The Finca Vigía, San Francisco de Paula, Cuba
JUNE 1940
The living room ceiling of the Finca Vigía collapsed that June. Ernest and I just looked at the mess: soggy plaster on the club chairs and on the booze on the drinks cart and on my precious radio and on my map. He picked up a bottle of the best scotch we had, and he brushed the plaster from the thing and splashed it into two fairly clean glasses.

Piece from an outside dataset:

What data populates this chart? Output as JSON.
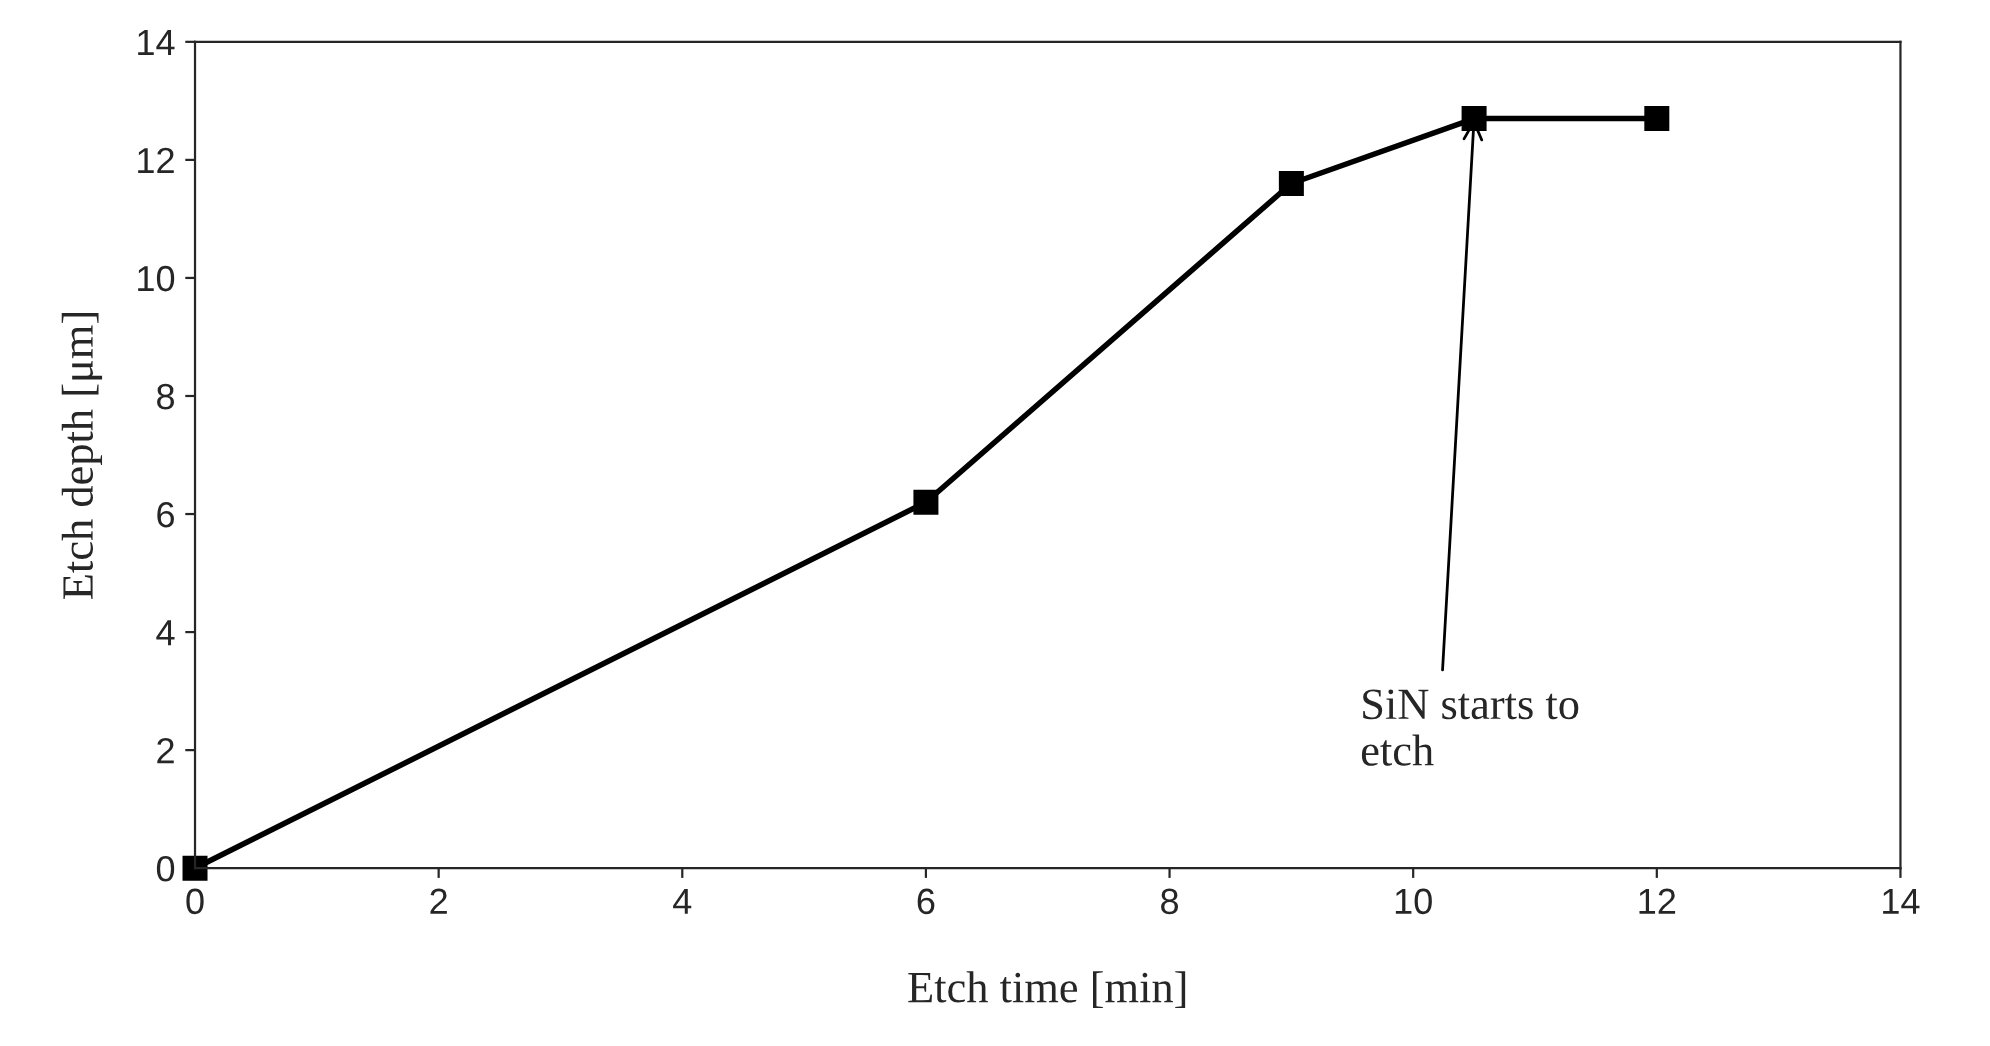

“Life with you is interesting as hell, Mrs. Pig Disaster-Girl,” he said, handing me a glass and kissing me the gentle way I liked. “And I wouldn’t trade one ceiling-collapsing day of it for a whole century of warm writing. Do promise you’ll marry me, will you? I know I’ve been a horrible pig. I know that. But I’ll be better, I promise I will. I’ll sit with you every night and listen to the disaster war news, and I’ll be all for going to see it ourselves if you’ll just let me finish the book. I’ll crawl through the mud with the soldiers again, and I’ll watch you be braver than anyone, and I won’t even lock you in your room. But stay with me until I finish?”
“Only I have to go to New York, and get Matie.”
“For just a few days.”
“Yes, only for a few days.”
The boys arrived the next morning for their summer visit, and it rained, and it rained, and it rained. Ernest, buried in his book, hardly looked up to notice his boys, or the war, or me. He was writing so well, though. He was writing brilliantly.